Elles évoquent les tabous des sociétés de leurs pays respectifs. Dans leurs films, les réalisatrices maghrébines mettent en scène des personnages féminins modernes, marginalisés par leur indépendance et révolutionnent l’image de la femme dans le cinéma.
De Mounia Meddour (Papicha) en Algérie, à Kaouther Ben Hania (La Belle et la Meute) en Tunisie ou Meryem Benm’Barek (Sofia) et Meryem Touzani (Adam) au Maroc, elles sont de plus en plus nombreuses à faire entendre leurs voix, à défier la censure, pour briser les tabous, brosser le tableau de la femme maghrébine moderne et repousser les limites du débat sur les questions de société que leurs homologues masculins évitent.
Ces réalisatrices repoussent constamment les limites imposées par la société pour questionner la place de la femme trop souvent associée, dans les écrans, à la faiblesse et la dépendance. Libérant la parole de leurs héroïnes, en les mettant au centre de l’écran, ces réalisatrices nous offrent des portraits de femmes qui pensent, agissent et réagissent.
Le cinéma maghrébin ne se limite plus à une image unique et stéréotypée de la femme mais présente une pluralité de portraits féminins: femmes voilées ou non voilées, en pantalon ou en jupe, instruites et exerçant diverses professions ou analphabètes, paysannes ou citadines, femmes présentes activement dans l’espace public et femmes soumises entièrement aux volontés des pères et des maris.
Des films faits par des femmes et pour les femmes
Souvent, les films réalisés par les femmes maghrébines défendent la même cause, celle de la liberté des femmes.
«J’avais envie de mettre en scène un personnage féminin dont les caractéristiques s’apparentent à ce qu’on voit plus souvent chez les hommes ; elle est très masculine dans son apparence, (…) elle fait le choix de vivre seule, elle fume dans la rue», affirme la scénariste et réalisatrice franco-tunisienne, Manèle Labidi en décrivant l’héroïne de son film «un divan à Tunis» et d’ajouter que «de par ces choix, elle [l’héroïne] transgresse à Tunis, elle devient sulfureuse parce qu’elle ne rentre pas dans le cadre du mariage, du brushing, de la surféminisation qu’on impose aujourd’hui aux femmes».
De son côté, Adam, film réalisé par Maryam Touzani, raconte l’histoire de la lutte des femmes et l’entraide entre elles dans l’espoir de changer les mentalités et les lois.
Dans ce film, l’héroïne Samia interprétée par Nisrin Erradi est enceinte d’une relation extraconjugale.
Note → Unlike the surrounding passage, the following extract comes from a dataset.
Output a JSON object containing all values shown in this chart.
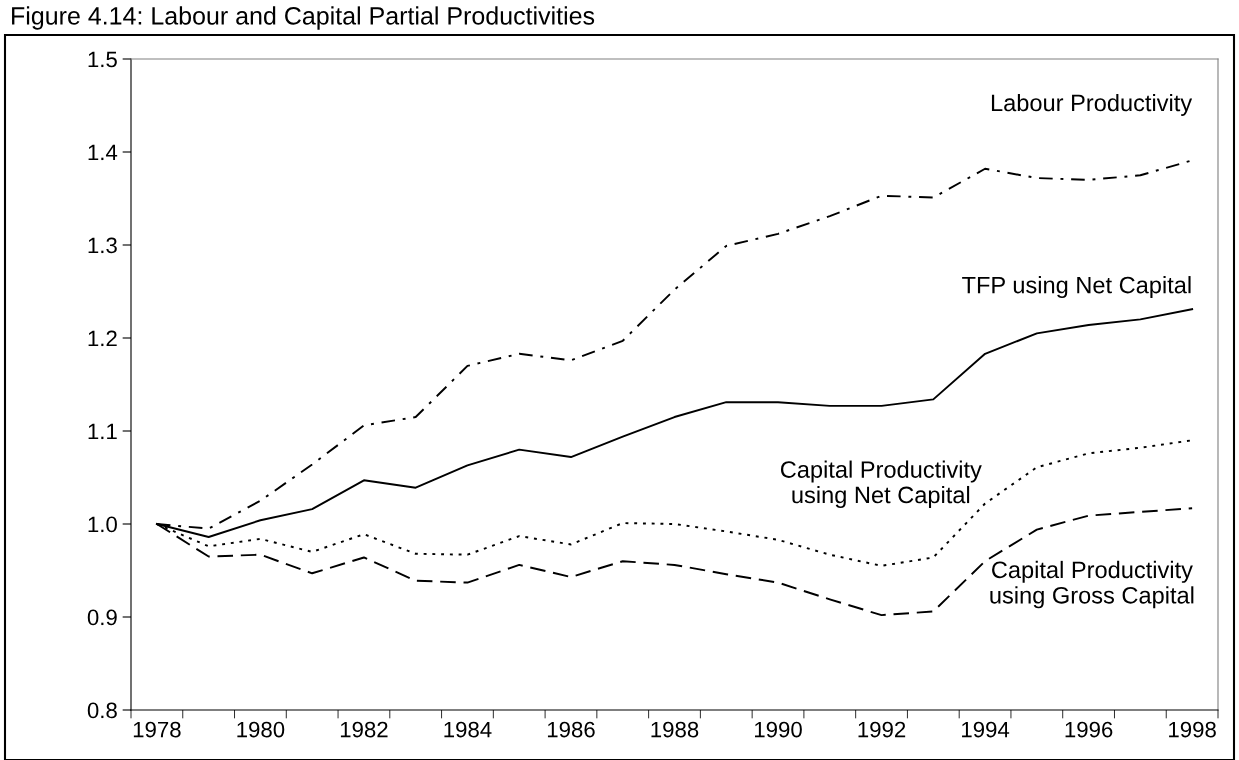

Elle se retrouve à la rue à frapper aux portes des maisons de l’ancienne médina. Les regards accusateurs suivent l’héroïne à chaque pas.
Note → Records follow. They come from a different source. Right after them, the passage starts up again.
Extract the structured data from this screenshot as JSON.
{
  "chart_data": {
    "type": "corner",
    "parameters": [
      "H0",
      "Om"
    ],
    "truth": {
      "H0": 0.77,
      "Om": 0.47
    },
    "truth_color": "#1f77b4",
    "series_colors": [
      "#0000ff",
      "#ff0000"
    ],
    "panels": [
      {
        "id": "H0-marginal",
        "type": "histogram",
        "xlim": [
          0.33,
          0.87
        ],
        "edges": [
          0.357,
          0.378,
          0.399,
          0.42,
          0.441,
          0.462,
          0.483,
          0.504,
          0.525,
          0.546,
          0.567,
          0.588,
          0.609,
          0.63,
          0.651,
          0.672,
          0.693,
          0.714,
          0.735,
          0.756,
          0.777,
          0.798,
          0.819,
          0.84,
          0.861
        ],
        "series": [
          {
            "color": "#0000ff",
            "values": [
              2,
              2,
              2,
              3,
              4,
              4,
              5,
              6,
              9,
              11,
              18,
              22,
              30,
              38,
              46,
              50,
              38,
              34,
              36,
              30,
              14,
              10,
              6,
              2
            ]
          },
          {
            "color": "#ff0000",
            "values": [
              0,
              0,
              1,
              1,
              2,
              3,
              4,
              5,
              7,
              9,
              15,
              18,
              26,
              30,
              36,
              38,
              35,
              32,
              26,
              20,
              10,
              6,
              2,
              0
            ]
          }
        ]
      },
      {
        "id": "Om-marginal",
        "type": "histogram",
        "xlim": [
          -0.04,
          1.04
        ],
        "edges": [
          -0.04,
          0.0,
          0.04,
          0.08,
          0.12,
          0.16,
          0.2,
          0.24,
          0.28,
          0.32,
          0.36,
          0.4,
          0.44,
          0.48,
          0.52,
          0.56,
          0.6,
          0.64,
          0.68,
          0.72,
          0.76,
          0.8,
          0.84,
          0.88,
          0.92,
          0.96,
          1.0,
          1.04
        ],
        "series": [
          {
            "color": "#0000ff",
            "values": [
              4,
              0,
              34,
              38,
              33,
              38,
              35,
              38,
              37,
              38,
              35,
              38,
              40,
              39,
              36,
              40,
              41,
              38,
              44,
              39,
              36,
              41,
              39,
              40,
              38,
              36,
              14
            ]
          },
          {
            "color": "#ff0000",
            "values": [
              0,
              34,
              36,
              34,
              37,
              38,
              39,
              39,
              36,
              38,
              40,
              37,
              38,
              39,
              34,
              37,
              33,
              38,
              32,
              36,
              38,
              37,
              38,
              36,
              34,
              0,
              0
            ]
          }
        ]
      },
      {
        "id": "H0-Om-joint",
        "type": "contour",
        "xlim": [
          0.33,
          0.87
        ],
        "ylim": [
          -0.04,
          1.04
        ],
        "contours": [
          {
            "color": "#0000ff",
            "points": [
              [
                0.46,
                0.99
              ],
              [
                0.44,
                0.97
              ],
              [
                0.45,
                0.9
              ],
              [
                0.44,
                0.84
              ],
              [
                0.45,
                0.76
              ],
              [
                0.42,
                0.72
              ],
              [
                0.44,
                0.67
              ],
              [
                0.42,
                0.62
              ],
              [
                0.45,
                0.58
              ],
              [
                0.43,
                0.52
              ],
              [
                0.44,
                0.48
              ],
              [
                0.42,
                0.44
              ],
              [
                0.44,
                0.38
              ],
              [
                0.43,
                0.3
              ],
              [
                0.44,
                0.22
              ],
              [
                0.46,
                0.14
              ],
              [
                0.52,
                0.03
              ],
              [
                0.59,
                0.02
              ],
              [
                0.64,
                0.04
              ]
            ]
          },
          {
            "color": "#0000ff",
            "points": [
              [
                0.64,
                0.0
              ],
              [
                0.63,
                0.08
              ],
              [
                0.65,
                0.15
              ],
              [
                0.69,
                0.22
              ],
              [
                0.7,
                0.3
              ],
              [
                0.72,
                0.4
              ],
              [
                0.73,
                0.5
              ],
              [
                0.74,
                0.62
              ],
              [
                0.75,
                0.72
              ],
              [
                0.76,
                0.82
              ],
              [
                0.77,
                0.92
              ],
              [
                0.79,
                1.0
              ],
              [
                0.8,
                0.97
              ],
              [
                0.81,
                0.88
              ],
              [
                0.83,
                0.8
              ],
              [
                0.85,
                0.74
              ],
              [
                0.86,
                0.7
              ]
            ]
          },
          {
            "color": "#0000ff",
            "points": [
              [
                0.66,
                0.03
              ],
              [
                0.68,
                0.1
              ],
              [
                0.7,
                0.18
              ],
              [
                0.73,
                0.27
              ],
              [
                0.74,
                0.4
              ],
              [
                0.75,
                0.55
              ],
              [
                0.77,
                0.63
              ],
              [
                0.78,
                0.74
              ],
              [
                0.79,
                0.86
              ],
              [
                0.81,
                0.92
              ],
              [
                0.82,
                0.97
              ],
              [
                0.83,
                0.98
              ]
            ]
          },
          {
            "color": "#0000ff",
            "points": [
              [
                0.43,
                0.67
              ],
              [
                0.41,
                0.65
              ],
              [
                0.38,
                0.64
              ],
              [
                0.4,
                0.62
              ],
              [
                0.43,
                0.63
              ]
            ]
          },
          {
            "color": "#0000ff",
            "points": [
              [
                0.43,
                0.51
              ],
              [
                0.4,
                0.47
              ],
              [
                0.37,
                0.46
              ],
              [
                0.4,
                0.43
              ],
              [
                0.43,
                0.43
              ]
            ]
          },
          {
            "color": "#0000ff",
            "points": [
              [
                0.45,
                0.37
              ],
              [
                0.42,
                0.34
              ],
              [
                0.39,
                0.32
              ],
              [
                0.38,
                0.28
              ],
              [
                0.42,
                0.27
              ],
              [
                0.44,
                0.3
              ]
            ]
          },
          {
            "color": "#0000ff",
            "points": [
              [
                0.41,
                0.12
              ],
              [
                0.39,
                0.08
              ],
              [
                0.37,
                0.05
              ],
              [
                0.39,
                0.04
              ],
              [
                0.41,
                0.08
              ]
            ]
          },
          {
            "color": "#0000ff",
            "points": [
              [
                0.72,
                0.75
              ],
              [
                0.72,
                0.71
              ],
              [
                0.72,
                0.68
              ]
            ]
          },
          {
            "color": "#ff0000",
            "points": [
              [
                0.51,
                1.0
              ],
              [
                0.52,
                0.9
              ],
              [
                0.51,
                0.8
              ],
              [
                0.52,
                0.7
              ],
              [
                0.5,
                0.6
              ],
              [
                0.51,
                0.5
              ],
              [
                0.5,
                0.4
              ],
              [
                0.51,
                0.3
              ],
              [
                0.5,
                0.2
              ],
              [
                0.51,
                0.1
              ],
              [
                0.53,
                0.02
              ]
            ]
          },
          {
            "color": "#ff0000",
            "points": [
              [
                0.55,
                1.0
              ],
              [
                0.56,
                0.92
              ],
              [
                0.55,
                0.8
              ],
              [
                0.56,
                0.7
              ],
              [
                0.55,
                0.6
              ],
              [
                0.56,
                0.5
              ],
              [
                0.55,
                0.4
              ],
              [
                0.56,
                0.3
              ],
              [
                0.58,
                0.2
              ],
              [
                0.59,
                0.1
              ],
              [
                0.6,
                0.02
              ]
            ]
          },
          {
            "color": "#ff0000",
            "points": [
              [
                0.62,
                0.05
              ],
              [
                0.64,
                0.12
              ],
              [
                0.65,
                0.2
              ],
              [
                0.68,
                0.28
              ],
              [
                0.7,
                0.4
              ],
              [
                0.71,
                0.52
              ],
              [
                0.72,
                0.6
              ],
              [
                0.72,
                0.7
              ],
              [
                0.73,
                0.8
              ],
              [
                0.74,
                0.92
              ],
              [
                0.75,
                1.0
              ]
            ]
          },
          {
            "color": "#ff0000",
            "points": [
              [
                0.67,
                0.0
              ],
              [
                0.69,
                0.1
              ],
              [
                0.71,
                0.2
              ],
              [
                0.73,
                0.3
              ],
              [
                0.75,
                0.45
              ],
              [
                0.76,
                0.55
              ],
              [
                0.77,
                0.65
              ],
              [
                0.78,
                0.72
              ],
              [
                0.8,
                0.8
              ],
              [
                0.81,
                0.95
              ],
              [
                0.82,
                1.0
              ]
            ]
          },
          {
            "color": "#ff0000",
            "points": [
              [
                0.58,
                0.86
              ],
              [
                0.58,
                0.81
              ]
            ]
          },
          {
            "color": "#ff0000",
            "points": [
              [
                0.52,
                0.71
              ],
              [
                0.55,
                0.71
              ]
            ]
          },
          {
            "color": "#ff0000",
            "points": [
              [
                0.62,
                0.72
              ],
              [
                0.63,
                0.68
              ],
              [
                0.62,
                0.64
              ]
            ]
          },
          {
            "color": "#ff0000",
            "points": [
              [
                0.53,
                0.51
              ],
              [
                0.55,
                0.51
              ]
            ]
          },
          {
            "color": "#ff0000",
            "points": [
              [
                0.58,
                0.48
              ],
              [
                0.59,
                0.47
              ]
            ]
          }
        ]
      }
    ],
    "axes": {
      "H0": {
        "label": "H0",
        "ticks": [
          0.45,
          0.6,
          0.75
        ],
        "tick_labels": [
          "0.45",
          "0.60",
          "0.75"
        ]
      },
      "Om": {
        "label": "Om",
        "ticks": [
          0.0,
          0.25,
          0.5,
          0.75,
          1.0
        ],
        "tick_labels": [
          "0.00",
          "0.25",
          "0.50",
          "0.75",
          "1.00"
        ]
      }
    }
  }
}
Ces mêmes regards accusateurs, mais dans un contexte et dans un pays différent, poursuivent Nedjma, l’héroïne de «Papicha», qui refuse de fléchir dans une Algérie détenue par les islamistes. Armée de sa détermination, elle décide d’organiser un défilé de mode au réfectoire de la cité universitaire. Un défilé autour du haïk et tout ce qu’on peut en faire sauf des voiles.
La rébellion de Nedjma est retrouvée également chez Farah, une jeune tunisienne de 18 ans qui fait face au conservatisme de la société. Elle aime faire la fête et surtout, chante dans un groupe de rock au grand dam de sa famille, qui voulait que leur fille devienne médecin. Dans «A peine j’ouvre les yeux» de Leyla Bouzid, le spectateur vibre au son de la voix de Farah, assiste à son évolution et ressent son étouffement dans une société attachée aux traditions.
Être réalisatrice au Maghreb, un grand défi
Ces femmes réalisatrices font souvent face à plusieurs défis notamment le manque d’engouement du public qui abandonne les salles de cinéma et l’industrie en soi qui est toujours balbutiante en quête de financements et de public. Selon une étude de la Northwestern University, les femmes représentent 25 % des cinéastes du monde arabe.
Cela dit, le peu de présence féminine dans le métier laisse penser que le changement n’est pas impossible, surtout que les réalisatrices maghrébines reconnues ont contribué considérablement à la diversification de la représentation de la femme dans le cinéma.
Et ce ne sont pas que les femmes qui participent à cette évolution. Les films ayant exprimé le plus d’empathie pour la gent féminine sont signés par des hommes également et nous montrent des personnages de femmes fortes, indépendantes, curieuses et intelligentes.